Mit „Waldnacht“ habe ich mein erstes Buch von Lina Bengtsdotter gelesen und der Auftakt der Sakka-Pienni-Reihe hat mich direkt überzeugt.
Der Kriminalfall ist spannend aufgebaut und bietet einige überraschende Wendungen. Besonders gut gefallen hat mir, dass die Geschichte nicht allein von der eigentlichen Fallaufklärung lebt. Im Mittelpunkt steht auch Kriminalinspektorin Sakka Pienni, deren psychische Erkrankung und persönliche Vergangenheit die Ermittlungen auf besondere Weise beeinflussen. Dadurch gewinnt der Roman deutlich an Tiefe.
Auch die Atmosphäre konnte mich überzeugen. Lina Bengtsdotter erzählt ruhig und eindringlich, ohne auf übermäßige Brutalität oder Effekthascherei zu setzen. Die wechselnden Zeitebenen fügen sich nach und nach zu einem stimmigen Gesamtbild zusammen und sorgen dafür, dass die Spannung bis zum Schluss erhalten bleibt.

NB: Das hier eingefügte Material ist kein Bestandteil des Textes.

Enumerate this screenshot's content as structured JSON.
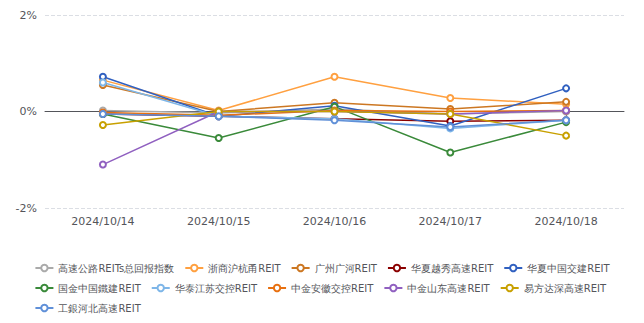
{
  "chart_data": {
    "type": "line",
    "categories": [
      "2024/10/14",
      "2024/10/15",
      "2024/10/16",
      "2024/10/17",
      "2024/10/18"
    ],
    "series": [
      {
        "name": "高速公路REITs总回报指数",
        "color": "#aaaaaa",
        "values": [
          0.02,
          -0.03,
          0.05,
          -0.05,
          0.0
        ]
      },
      {
        "name": "浙商沪杭甬REIT",
        "color": "#FFA040",
        "values": [
          0.65,
          0.02,
          0.72,
          0.28,
          0.15
        ]
      },
      {
        "name": "广州广河REIT",
        "color": "#CC7722",
        "values": [
          0.55,
          0.0,
          0.18,
          0.05,
          0.2
        ]
      },
      {
        "name": "华夏越秀高速REIT",
        "color": "#8B0000",
        "values": [
          -0.05,
          -0.1,
          -0.15,
          -0.2,
          -0.18
        ]
      },
      {
        "name": "华夏中国交建REIT",
        "color": "#3060C0",
        "values": [
          0.72,
          -0.1,
          0.12,
          -0.3,
          0.48
        ]
      },
      {
        "name": "国金中国鐵建REIT",
        "color": "#3A8A3A",
        "values": [
          -0.05,
          -0.55,
          0.1,
          -0.85,
          -0.22
        ]
      },
      {
        "name": "华泰江苏交控REIT",
        "color": "#7EB6E8",
        "values": [
          0.6,
          -0.1,
          -0.15,
          -0.35,
          -0.18
        ]
      },
      {
        "name": "中金安徽交控REIT",
        "color": "#E87010",
        "values": [
          -0.02,
          -0.08,
          0.02,
          0.0,
          0.02
        ]
      },
      {
        "name": "中金山东高速REIT",
        "color": "#9060C0",
        "values": [
          -1.1,
          0.0,
          0.0,
          -0.05,
          0.02
        ]
      },
      {
        "name": "易方达深高速REIT",
        "color": "#C8A000",
        "values": [
          -0.28,
          0.0,
          0.0,
          -0.05,
          -0.5
        ]
      },
      {
        "name": "工銀河北高速REIT",
        "color": "#6090D8",
        "values": [
          -0.05,
          -0.1,
          -0.18,
          -0.32,
          -0.18
        ]
      }
    ],
    "marker": "circle",
    "ylim": [
      -2.0,
      2.0
    ],
    "yticks": [
      {
        "value": -2.0,
        "label": "-2%"
      },
      {
        "value": 0.0,
        "label": "0%"
      },
      {
        "value": 2.0,
        "label": "2%"
      }
    ],
    "grid": true,
    "legend": "bottom"
  }
}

Besonders gelungen fand ich die Figuren. Sakka ist eine ungewöhnliche und vielschichtige Protagonistin, deren Geschichte mich neugierig auf die Fortsetzung gemacht hat. Auch das Ermittlerteam insgesamt wirkt authentisch und harmoniert sehr gut.
Für mich ist „Waldnacht“ ein gelungener, atmosphärischer Reihenauftakt, der Lust auf mehr macht. Ich freue mich schon auf den zweiten Band.